The Early Middle Ages
The Early Middle Ages refers to a period in European history that followed the collapse of the Western Roman Empire. It is traditionally dated from the 5th to the end of the 10th century when Europe went through major political, economic, cultural, social, demographic changes.
Following the migration of the Germanic (ca. 300-500) and Slavic peoples (from the end of the 4th century to about 700), Europe saw the emergence of barbarian kingdoms most of which were short-lived and unable to maintain Roman institutions and infrastructure. By the end of the Early Middle Ages most of these kingdoms collapsed or were absorbed by their powerful neighbors such as the Carolingian Empire and the Byzantine Empire, while the Iberian Peninsula was captured by the Muslims in the early 8th century.
The Early Middle Ages was marked by economic decline although most historians believe that it was not as severe as previously thought. In addition, the economic decline in Western Europe started long before the deposition of the last Western Roman Emperor and even the beginning of the Migration Period. The Roman Empire fell into severe economic, political, social and spiritual crisis in the 3rd century which resulted in far-reaching changes that gradually led to emergence of medieval Europe.
During the Crisis of the 3rd Century and the period that followed, the Roman Empire saw collapse of the traditional trade networks, decline of cities as economic and cultural centers, emergence of half-free tenant peasants (coloni) who worked on large Roman estates and paid a rent to the land holder, and rise of Christianity providing a model to the medieval economy, culture and social organization. By the end of the Early Middle Ages, manorialism (also referred to as seigneuralism) became the predominant economic and social system in Western and Central Europe, while the entire Europe was virtually Christianized.
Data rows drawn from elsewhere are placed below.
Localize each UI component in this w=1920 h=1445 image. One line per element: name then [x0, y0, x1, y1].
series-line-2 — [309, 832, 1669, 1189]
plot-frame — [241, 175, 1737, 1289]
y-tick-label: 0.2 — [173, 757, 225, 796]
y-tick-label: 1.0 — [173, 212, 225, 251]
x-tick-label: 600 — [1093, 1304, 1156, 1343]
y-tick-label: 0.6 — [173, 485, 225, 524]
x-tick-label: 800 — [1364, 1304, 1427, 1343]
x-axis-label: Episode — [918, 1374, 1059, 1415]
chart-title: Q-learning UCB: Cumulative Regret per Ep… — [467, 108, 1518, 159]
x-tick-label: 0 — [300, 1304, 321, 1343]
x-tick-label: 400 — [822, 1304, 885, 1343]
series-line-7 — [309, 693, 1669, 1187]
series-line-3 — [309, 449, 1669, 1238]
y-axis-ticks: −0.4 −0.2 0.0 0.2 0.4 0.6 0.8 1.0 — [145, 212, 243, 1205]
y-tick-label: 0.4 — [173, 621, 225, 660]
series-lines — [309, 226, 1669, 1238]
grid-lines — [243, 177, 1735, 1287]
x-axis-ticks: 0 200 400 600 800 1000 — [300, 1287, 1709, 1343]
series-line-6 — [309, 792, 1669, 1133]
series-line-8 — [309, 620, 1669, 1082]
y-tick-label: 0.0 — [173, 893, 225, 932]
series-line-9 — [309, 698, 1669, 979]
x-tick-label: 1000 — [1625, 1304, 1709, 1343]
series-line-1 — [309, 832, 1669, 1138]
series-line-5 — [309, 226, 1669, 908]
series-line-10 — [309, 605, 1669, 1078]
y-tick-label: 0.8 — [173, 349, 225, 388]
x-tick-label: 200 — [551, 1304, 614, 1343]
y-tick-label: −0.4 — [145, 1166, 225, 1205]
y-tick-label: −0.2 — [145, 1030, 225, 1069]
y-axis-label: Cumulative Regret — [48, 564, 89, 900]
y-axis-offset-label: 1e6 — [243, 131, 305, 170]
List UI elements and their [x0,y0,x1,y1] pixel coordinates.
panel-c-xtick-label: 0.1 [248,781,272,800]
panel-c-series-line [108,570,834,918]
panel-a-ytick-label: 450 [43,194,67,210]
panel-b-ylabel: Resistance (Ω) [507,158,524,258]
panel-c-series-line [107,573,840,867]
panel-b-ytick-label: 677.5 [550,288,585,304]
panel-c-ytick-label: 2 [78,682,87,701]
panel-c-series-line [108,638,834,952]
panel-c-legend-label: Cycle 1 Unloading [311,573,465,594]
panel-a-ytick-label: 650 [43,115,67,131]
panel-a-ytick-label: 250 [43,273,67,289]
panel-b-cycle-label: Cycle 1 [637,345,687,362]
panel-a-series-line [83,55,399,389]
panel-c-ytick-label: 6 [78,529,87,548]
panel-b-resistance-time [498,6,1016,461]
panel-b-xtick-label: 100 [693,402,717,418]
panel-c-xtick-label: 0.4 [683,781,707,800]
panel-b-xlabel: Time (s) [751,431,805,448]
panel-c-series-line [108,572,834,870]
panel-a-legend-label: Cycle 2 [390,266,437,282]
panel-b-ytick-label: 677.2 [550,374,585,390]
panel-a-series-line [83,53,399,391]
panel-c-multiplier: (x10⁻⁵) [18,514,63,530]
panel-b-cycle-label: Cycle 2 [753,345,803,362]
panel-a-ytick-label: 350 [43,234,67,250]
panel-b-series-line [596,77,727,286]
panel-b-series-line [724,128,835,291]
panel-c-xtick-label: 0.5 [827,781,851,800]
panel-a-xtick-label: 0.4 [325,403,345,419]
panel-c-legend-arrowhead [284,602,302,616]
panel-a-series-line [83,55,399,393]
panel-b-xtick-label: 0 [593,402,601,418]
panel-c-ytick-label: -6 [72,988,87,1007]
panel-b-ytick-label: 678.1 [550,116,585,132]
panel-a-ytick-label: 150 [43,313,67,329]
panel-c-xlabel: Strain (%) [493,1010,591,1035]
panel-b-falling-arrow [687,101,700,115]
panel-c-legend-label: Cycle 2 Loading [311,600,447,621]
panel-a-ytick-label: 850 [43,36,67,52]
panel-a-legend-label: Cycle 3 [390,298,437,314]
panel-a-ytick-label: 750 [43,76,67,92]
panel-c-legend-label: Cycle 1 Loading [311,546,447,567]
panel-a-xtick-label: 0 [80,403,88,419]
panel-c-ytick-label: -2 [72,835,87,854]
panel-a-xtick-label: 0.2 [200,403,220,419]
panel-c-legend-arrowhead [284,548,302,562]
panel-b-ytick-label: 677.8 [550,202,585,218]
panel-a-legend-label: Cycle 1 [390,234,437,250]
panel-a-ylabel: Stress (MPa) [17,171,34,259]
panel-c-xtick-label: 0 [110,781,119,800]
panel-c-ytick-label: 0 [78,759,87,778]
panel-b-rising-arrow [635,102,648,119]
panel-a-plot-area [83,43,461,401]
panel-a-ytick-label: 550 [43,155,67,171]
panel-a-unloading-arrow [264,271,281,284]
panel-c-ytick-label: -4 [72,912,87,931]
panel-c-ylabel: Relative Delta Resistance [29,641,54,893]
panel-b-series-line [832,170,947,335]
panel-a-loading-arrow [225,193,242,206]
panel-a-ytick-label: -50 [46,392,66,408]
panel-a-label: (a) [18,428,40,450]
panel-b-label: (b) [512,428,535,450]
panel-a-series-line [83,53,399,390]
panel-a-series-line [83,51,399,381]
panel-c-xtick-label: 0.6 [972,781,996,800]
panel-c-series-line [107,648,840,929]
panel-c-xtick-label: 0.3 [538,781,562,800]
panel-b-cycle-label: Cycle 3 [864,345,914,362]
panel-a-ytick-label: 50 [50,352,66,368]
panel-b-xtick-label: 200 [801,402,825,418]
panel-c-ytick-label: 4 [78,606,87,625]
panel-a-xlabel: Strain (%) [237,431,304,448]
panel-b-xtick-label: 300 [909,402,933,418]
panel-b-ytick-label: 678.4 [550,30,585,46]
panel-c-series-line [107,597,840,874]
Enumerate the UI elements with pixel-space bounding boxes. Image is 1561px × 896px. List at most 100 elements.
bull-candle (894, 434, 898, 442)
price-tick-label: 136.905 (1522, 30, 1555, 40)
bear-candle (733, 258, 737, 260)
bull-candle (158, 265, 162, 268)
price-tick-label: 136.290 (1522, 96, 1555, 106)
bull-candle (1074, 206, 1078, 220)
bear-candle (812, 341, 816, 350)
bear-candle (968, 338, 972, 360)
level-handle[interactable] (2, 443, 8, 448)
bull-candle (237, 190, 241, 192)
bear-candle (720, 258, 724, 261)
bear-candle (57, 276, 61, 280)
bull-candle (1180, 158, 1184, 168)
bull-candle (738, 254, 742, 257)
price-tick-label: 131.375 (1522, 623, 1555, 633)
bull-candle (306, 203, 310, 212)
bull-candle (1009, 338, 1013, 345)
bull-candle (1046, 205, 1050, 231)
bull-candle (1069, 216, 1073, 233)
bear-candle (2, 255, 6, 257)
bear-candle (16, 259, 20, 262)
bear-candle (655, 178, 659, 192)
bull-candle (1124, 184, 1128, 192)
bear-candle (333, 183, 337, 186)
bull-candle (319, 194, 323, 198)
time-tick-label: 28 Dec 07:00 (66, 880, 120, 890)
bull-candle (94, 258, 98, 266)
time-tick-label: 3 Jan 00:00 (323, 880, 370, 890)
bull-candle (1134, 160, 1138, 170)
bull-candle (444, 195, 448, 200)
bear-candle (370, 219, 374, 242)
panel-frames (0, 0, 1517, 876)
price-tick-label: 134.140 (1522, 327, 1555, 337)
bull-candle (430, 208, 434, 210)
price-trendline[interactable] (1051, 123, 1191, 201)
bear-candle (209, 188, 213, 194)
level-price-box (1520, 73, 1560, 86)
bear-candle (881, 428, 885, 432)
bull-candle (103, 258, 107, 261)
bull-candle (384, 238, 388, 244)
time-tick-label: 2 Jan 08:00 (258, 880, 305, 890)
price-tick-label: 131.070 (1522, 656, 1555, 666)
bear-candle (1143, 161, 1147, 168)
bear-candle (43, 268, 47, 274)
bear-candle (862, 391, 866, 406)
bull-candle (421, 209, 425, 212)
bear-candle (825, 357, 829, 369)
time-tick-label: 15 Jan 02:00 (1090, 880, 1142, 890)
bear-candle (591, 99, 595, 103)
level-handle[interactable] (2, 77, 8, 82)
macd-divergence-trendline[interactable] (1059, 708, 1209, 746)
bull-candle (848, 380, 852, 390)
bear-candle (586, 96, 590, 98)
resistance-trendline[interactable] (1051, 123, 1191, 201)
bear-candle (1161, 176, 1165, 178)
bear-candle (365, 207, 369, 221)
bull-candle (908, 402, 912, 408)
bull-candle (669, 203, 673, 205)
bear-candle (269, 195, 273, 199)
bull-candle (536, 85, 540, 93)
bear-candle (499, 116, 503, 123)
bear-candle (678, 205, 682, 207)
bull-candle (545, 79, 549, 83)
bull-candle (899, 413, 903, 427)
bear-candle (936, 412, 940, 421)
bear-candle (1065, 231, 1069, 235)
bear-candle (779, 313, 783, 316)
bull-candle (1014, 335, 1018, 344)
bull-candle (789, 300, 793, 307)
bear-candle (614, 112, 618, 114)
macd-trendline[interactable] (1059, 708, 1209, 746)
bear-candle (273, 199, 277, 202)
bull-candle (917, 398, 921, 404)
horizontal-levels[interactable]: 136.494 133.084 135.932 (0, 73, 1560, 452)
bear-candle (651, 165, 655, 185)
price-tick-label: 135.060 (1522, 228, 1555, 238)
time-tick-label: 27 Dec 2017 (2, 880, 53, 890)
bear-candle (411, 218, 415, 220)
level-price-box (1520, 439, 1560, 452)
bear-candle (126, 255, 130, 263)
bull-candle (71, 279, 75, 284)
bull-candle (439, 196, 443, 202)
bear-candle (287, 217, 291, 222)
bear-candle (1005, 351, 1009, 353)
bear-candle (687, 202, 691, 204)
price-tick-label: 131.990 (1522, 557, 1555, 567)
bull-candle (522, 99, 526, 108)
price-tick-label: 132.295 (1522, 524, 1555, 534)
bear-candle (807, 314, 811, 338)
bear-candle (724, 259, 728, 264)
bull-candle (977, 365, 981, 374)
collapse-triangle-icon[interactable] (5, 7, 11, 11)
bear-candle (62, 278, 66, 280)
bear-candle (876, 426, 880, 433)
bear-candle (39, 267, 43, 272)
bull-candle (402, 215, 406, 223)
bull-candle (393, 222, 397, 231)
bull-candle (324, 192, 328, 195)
The barbarian peoples were culturally backward in compare to highly developed Roman art, architecture and literature. No major constructions were built nor planned until the 8th century except for religious buildings most of which were baptisteries. On the other hand, Byzantine art and architecture reached their height during the Early Middle Ages and the majority of major scientific works were created by Byzantine scholars. The scholars in the West who were almost exclusively clergymen have been primarily concerned with theological issues.
Arrival of new peoples in Europe resulted in dramatic demographic and ethnic changes. The migration of the Germanic and Slavic peoples was followed by the arrival of the Avars and Bulgarians, while the end of the Early Middle Ages was marked by the invasions of the Hungarians and Vikings. A part of the indigenous population was killed but the vast majority merged with the new settlers which resulted in formation of new ethnic groups.